Majority of secondary schools in England have pupils at home self-isolating

PA

The majority of secondary schools in England sent home at least one pupil because of coronavirus last week, Government figures show.

About 6% to 7% of state school pupils did not attend class for coronavirus-related reasons on October 22, according to the Department for Education (DfE) statistics.

Approximately 26% of schools, excluding those on half-term, said they had one or more pupils self-isolating due to potential contact with a Covid-19 case at school, compared to 21% the week before.

This is 55% of secondary schools and 20% of primary schools.

Schools on half-term last week have been excluded from the analysis to give as clear a picture as possible of attendance in schools that would be open.

Overall, school attendance dropped from 89% a week earlier to 86% on October 22, the data suggests.

About 82% of secondary school pupils were in classes last week compared with 86% the week before, while attendance in primary schools dropped from 92% to 90%.

The figures come after access to Government-provided laptops was cut for some schools after the DfE changed its allocation process to align orders with areas with more pupils self-isolating.

The notification on Friday was sent the day after a new legal duty on schools to provide immediate access to remote learning to pupils at home because of Covid-19 came into force.

Up to 18% of schools said they had 30 or more pupils self-isolating due to potential contact with a case of Covid-19 inside the school, the data suggests.

The majority of pupils (between 4.8-6%) absent from class last week were self-isolating due to potential contact with a case of coronavirus.

About 0.7% of pupils were absent as their school was closed for coronavirus-related reasons, 0.4% were off as they suspected they had Covid-19 and 0.1% were off after testing positive for the illness.

The DfE says the data is not directly comparable with previous weeks as October 22 figures represent 92% of state schools compared to all schools.

Geoff Barton, general secretary of the Association of School and College Leaders (ASCL), said: “This analysis paints a grim picture of the increasingly challenging situation facing schools with attendance falling amidst rising Covid infection rates.

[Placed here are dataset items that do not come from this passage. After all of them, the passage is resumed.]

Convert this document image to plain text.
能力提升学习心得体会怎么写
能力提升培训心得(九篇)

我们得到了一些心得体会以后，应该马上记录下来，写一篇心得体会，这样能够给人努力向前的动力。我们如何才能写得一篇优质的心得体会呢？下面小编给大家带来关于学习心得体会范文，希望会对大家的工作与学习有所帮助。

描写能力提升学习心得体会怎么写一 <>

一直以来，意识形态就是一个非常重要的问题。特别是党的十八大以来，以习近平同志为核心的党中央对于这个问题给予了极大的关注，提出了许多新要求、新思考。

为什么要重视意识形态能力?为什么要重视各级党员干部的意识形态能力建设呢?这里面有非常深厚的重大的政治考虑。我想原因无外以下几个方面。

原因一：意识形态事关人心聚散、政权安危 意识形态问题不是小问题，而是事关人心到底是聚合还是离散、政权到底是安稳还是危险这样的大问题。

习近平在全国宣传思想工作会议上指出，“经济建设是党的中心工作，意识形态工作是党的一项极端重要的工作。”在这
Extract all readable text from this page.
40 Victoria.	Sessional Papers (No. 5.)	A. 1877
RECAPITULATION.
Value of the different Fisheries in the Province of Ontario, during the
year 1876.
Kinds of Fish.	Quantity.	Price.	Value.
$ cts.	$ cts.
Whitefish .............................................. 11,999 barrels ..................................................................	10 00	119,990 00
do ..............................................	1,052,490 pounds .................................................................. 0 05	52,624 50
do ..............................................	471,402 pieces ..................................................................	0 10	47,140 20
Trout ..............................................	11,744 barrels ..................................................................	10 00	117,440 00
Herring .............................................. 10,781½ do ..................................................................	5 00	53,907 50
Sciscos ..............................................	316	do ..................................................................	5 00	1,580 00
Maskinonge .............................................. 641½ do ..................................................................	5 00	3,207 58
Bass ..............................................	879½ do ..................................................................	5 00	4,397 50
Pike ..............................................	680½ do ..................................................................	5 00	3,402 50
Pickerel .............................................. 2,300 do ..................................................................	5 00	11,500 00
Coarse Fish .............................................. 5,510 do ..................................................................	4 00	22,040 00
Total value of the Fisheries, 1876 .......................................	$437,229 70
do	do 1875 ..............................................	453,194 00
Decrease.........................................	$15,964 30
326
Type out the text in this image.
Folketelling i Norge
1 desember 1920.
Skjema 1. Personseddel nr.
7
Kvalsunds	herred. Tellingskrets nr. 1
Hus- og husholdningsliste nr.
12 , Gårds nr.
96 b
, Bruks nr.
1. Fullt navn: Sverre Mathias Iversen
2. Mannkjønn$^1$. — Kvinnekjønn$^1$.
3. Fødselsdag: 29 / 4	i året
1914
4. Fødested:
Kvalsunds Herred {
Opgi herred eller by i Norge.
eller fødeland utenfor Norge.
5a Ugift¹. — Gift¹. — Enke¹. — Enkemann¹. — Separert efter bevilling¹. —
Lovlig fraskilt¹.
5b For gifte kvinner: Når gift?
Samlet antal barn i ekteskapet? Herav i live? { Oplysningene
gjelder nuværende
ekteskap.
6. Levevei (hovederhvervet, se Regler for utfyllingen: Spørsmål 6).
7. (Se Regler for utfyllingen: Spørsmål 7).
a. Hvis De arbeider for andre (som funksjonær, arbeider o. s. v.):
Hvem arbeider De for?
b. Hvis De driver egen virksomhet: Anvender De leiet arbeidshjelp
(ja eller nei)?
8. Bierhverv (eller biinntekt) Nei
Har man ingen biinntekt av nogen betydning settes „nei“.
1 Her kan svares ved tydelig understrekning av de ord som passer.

“In this turbulent context, it is crucial that schools are able to provide disadvantaged pupils with laptops so they can work from home if they have to self-isolate and do not have access to these devices.

“However, it is very clear that the government has completely underestimated the number of laptops that are needed.”

Mr Barton added: “Our impression is that the Government has never fully grasped the scale of the challenge both in terms of the numbers of devices that are needed and over ensuring that families have the connectivity they require.

“It is very frustrating that progress has been so slow on this front despite the fact that it has been discussed for many months.”

A DfE spokeswoman said: “Over 99% of schools have been open every week since term began and millions of pupils were attending last week, benefiting from time with their friends and teachers.

“As we would expect, some pupils are self-isolating in line with public health advice but the average size of those groups is relatively small compared to the total number of pupils on roll.

“Remote education should be provided from the first full school day that a child has to remain at home to ensure they do not fall behind.”